Al Jazeera’s correspondent Alaa Eddine Youssef was one of the first journalists to reach the scene of the raid in Barisha village.
US President Donald Trump has confirmed the death of ISIL leader Abu Bakr al-Baghdadi in a military operation in Syria’s northwest Idlib province.
“Last night, the United States brought the world’s number one terrorist leader to justice,” Trump announced at the White House on Sunday. “Abu Bakr al-Baghdadi is dead.”
Trump said the leader of the Islamic State of Iraq and the Levant (ISIL or ISIS) died after running into a dead-end tunnel in the village of Barisha and ignited an explosive vest during the raid, killing himself along with three of his children.
“He was a sick and depraved man, and now he’s gone,” Trump said. “He died like a dog, he died like a coward.”
In a national address, the US president described a daring nighttime airborne raid by American special operations forces during which a large number of his companions were killed.
Al-Baghdadi’s 11 other children were “uninjured”, Trump said, and were left under the care of an unnamed third party.
Speaking from the White House’s Diplomatic Room, the president said that al-Baghdadi spent his last moments in utter fear and claims that he was “whimpering” and died as “a coward, running and crying”.
According to him, the US received immediate and positive identification on the body after an on site DNA test, and that the world is now a much safer place.
“His body was mutilated by the blast. The tunnel had caved in on it in addition. But test results gave certain immediate and totally positive identification. It was him,” Trump told reporters.
“The thug who tried so hard to intimidate others spent his last moments in utter fear, in total panic and dread, terrified of the American forces bearing down on him,” he said providing graphic details of al-Baghdadi’s final moments.
Trump said he watched the operation from the White House Situation room as it played out live “as though you were watching a movie.”
No US troops were injured in the operation, the US president said, adding that sensitive information was taken from the compound by US Special Forces.
Trump also warned that al-Baghdadi’s successors are now in US “sights”.
Foreign policy success
Late on Saturday, Trump had teased a major announcement, posting on Twitter that “something very big has just happened!” By the morning, he was thanking Russia, Turkey, Syria and Iraq, as well as Kurdish fighters in Syria for their support.
The death of al-Baghdadi marks a significant foreign policy success for Trump, coming at one of the lowest points in his presidency as he is mired in impeachment proceedings.
Planning for the operation began two weeks ago, Trump said, after the US gained unspecified intelligence on al-Baghdadi’s whereabouts. Eight military helicopters flew for more than an hour over territory controlled by Russian and Syrian forces, Trump said, before landing under gunfire at the compound.

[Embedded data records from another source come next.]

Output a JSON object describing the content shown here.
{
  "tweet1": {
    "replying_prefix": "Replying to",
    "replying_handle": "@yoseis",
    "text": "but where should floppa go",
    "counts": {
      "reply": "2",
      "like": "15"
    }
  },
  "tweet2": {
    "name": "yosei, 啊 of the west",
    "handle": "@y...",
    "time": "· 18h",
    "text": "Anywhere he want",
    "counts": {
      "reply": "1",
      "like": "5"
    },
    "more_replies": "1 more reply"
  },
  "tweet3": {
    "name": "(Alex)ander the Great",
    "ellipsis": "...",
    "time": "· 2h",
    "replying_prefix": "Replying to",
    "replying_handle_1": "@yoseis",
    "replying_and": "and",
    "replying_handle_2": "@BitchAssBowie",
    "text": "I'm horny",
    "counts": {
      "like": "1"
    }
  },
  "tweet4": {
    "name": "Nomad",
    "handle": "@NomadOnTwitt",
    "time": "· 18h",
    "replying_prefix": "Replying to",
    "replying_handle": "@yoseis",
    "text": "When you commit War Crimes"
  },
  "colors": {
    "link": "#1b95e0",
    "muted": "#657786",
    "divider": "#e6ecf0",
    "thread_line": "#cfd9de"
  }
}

Commenting on Trump’s choice of words, Marwan Bishara, Al Jazeera’s senior political analyst, said it was important for the US president to “make clear” to those who follow or might support ISIL that al-Baghdadi is a coward.
“It’s a way not only to kill al-Baghdadi physically, but also in terms of whatever memory there is of him … to kill his character,” he said.
“Clearly he’s going to be selling this point, about how he assassinated and ended the Islamic State and revived the American economy,” Bishara noted, referring to the upcoming US elections.
Al Jazeera’s Kimberly Halkett, reporting from the White House, also said that there is “no doubt” that Trump will “capitalise on this news as he campaigns for re-election in 2020, claiming Baghdadi’s death is a bigger deal than bin laden’s.”
Defense Secretary Mark Esper said the mission was to capture or kill the ISIL leader. While Trump had initially said no Americans were injured, Esper said two service members suffered minor injuries but have already returned to duty.
Trump’s national security adviser, Robert O’Brien, said al-Baghdadi’s remains would be dealt with in accordance with Islamic law and buried at sea in the same way that bin Laden’s were.
Most wanted man
ISIL, which at one point controlled swathes of Syria and Iraq, committed atrocities against religious minorities and were behind attacks in several countries. They were defeated by the US and its allies in March this year.
Al-Baghdadi became arguably the world’s most wanted man, and had a $25m US bounty on his head.
He kept a low public profile in recent years, releasing only sporadic audio recordings. In a recording just last month, he called on members of the group to do all they could to free ISIL prisoners and women held in jails and camps.
That purported audio was his first public statement since last April, when he appeared in a video for the first time in five years. The video included images of the ISIL leader sitting in a white room with three others as he praised Easter Day bombings that killed more than 250 people in Sri Lanka.
Trump’s latest announcement comes as the US leader has been on the receiving end of bipartisan criticism in Washington following the recent pullback of US troops from northeastern Syria.
Critics fear that the decision will allow ISIL to regain strength after it had lost vast stretches of territory it had once controlled. But Trump reiterated his position and said his administration was not considering US withdrawal from Syria.
The Turkish Defence ministry said in a statement that Ankara and the US had exchanged information on a US-led raid in Syria’s Idlib.